I think you missed a very important part of my prior post:
For an agent to exist as a independent entity it is necessary to label internal representations with some value functions to for goal and plans. I can’t see how you could possibly do this without some form of labeling.
So - is language necessary for this?
I say no.
To exist in a social setting it is useful for this internal labeling to shared externally to form group goals and plans. Even in creatures that don’t “talk” they usually have some method to signal external threats, plans, and social signalling. This implies internal reality and labeling.
The pattern itself is the lable. The same abstraction process produces the same pattern encoding.
Still - it has some ability to pair up to meaning.
That drives behavior.
Memory of places, objects of positive and negative value, mating subjects, ect.
These are all somehow coded and evaluated or the critter does not live to reproduce.
HTM currently does not have this ability - hence the interest in extending the theory.
HTM is a theory about object modeling in the way of cortex work.
It is a proven hypothesis, isn’t it?
Proven? No.
Goal? Yes.
And it does not cover large sections (all really) of the sub-cortical structures.
still, it’s amazing.
Actually - you are wrong on this. For a give spatial pooler any number (potentially - a fantastically large number) of input patterns can trigger the same output pattern. There is no realistic mapping between input pattern and output patterns. This is what I have been trying to communicate to you.
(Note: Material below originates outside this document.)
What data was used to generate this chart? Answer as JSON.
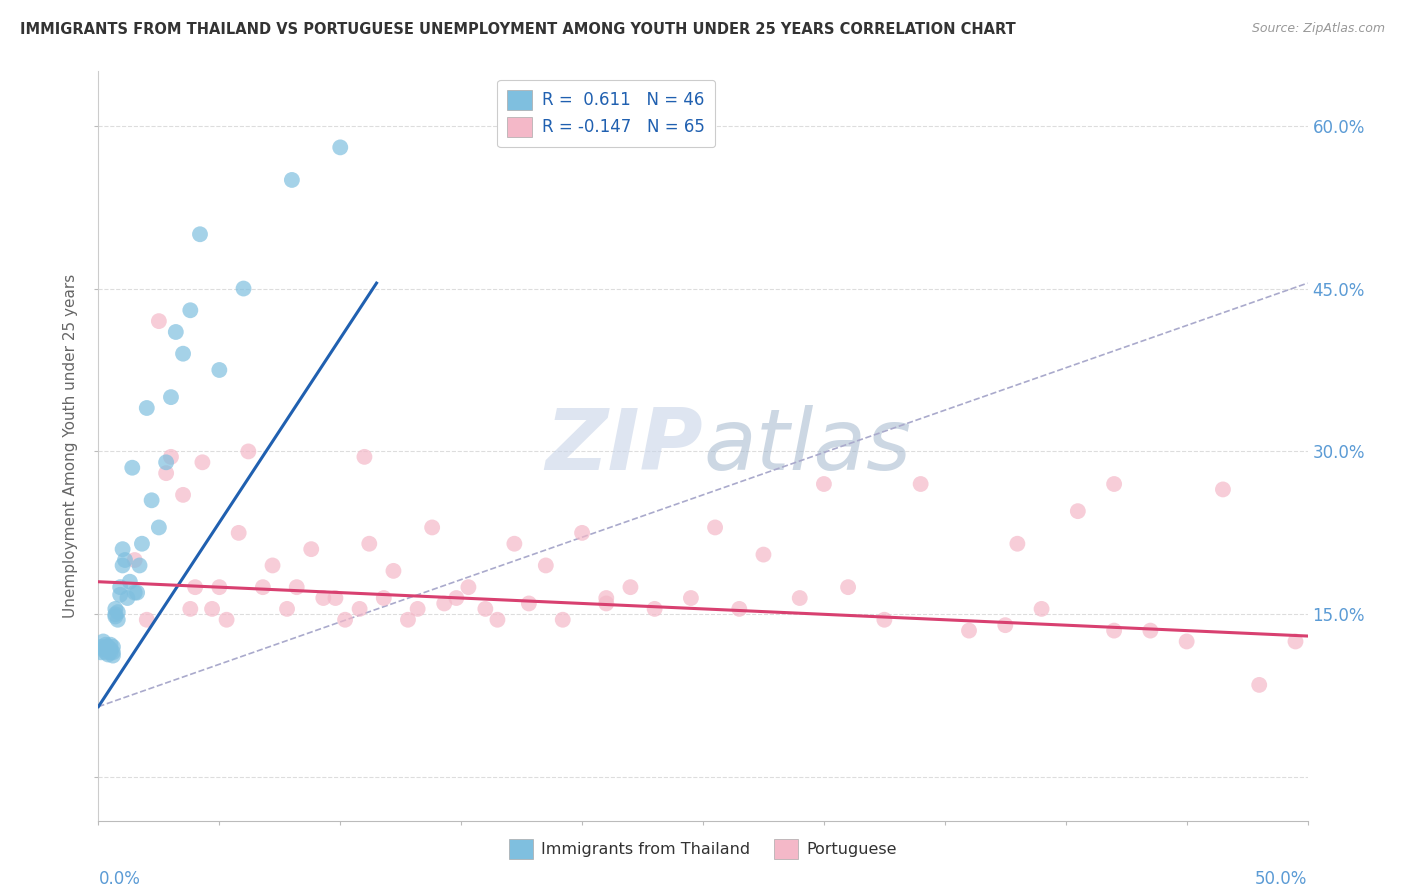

A given output pattern can map to many input patterns; the universe of input patterns don’t even have to be semantically related. All HTM will tell you is that it has seen this pattern or sequence before.
Maybe, if we try to store everything into a small matrix.
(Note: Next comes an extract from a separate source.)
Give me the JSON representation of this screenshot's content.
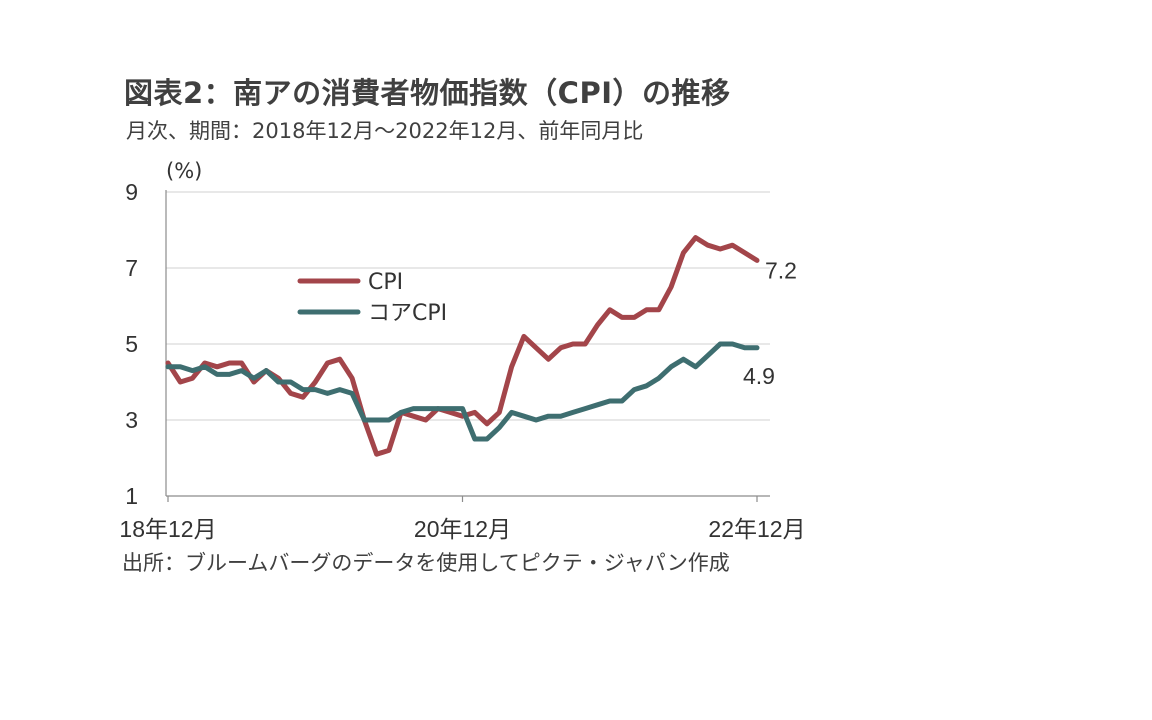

Thanks to HTM we now know that this internal reality is a hierarchical combination of sparse bitfields. Recognising an external reality (a cat for instance) is comparing those bitfields (within acceptable margins of error). So if two HTM systems (human brain or machine) have a way to communicate in such a way that this bitfield can be compared across a medium (by speach, or by electronic transmission, or by showing pictures, …), it means that both systems contain the same internal reality.
If a human looks at a spot of red, with eyes that convert certain frequenties into a specific combination of bits, in such a way that can be repeated and confirmed, and an artificial system can look at the same spot, through a different lens, creating a different combination of bits, but also confirm the red spot repeatedly, then we are very close to a consensus.
But in principle, it should be possible to give this machine the exact same type of sensors as my eyes contain, and a very similar structure of logical gates as the neurons and synapses in my brain, that produce an hierarchical combination of sparse bitfields that is very close (if not exactly the same) as the one in my brain.
So in principle it should be possible to plot my sparse representation of red on a paper and plot the machine’s sparse representation on paper, and objectively determine that both are very similar.